Details
- Date: 13 February 2010
- Location: Port Harcourt, Rivers State, Nigeria

Statistics
- Deaths: 11
- Injured: 11

= Port Harcourt bus electrocution =

Nigerian bus incident

On 13 February 2010 in Port Harcourt, Rivers State, Nigeria, eleven people were killed when a power cable fell on them.

==Accident==
At approximately 08:00 local time (UTC+1) on 13 February 2010, a road traffic incident in occurred in Port Harcourt, Rivers State, Nigeria, in which eleven people were killed. A 33 kilovolt electric cable snapped, striking two Nissan Urvan buses, and electrocuting many of the occupants. The incident occurred after a severe thunderstorm; the cable was believed to have been brought down by heavy rainfall.

==Casualties==
The majority of the casualties were bus passengers, though several passers-by were also struck. The death toll is eleven; a further eleven having been hospitalised. Ten of the victims died in the incident or its immediate aftermath; the eleventh died in hospital on 14 February.

==Aftermath==
There were conflicting reports on the death toll in the immediate aftermath of the incident.
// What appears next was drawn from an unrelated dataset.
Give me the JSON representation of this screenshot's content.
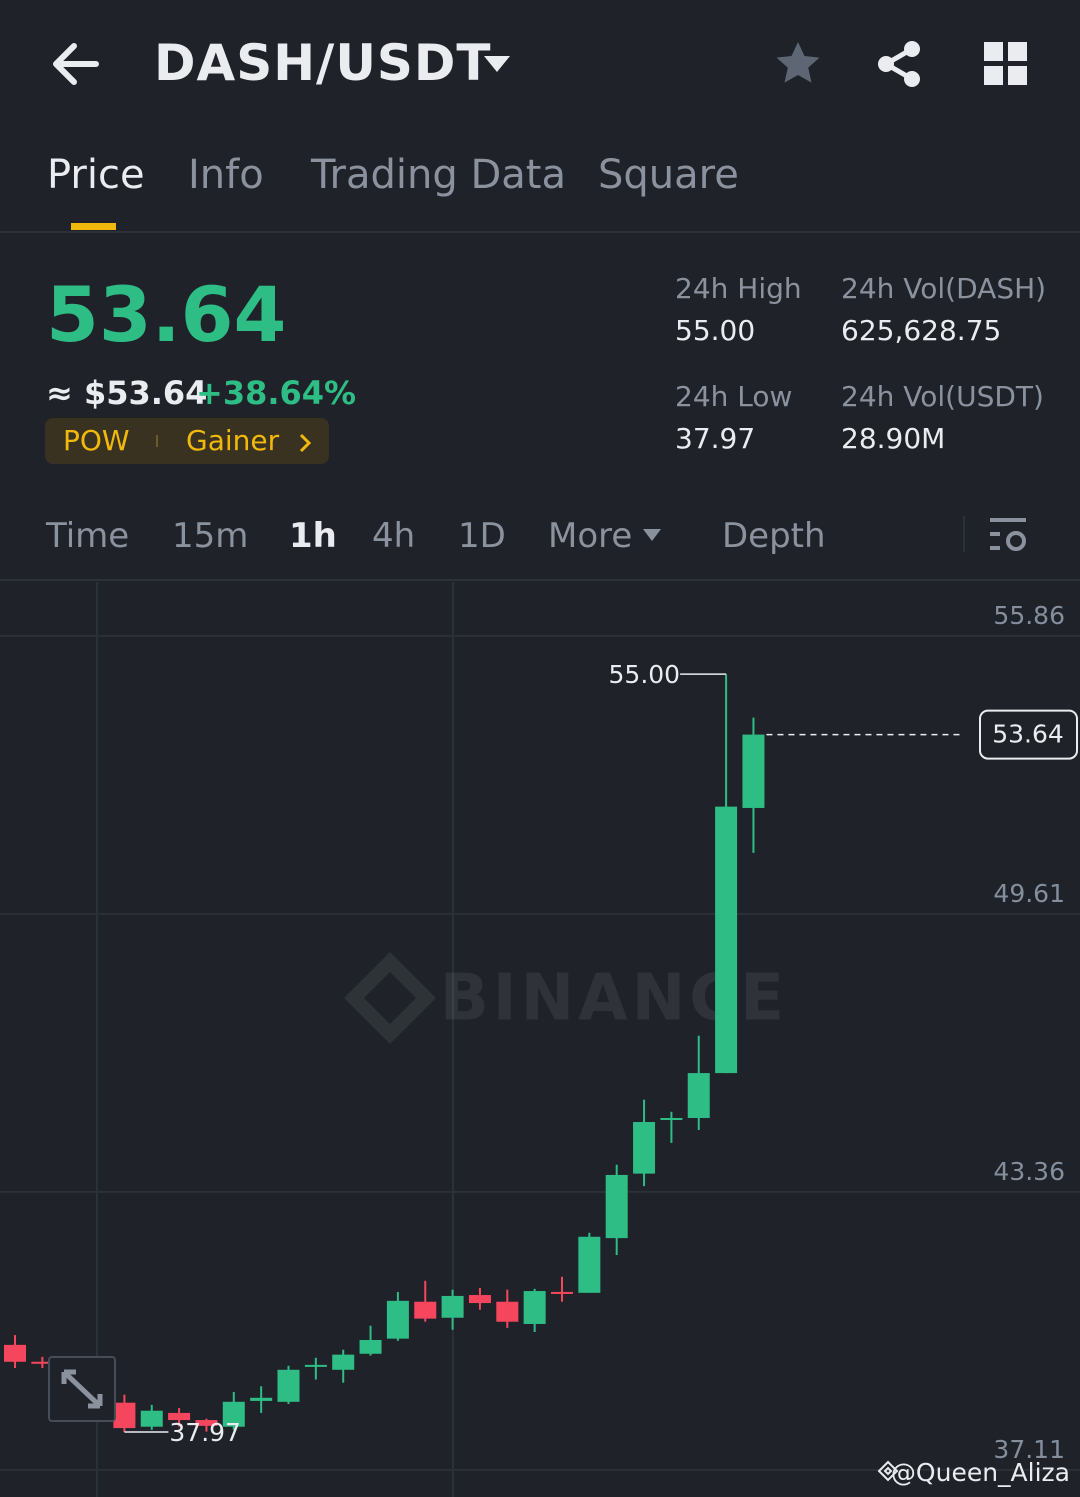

Eyewitnesses reported seeing as many as 40 bodies, and several sources initially put the death toll at 20. The Rivers State government released a statement in which it said that no more than 10 people had been killed, while a police spokesperson announced that 12 others had suffered "severe burns".

The state government has ordered a report from the Power Holding Company of Nigeria about why the cable was still live when it broke. The state governor released a statement which stated: "We sympathise with the families of those involved in the tragedy. We pray God to grant the souls of the departed rest and to consolation [sic] to their families. While we are not apportioning blame, we want to say that the tragedy could have been averted if the PHCN had maintained the affected facility."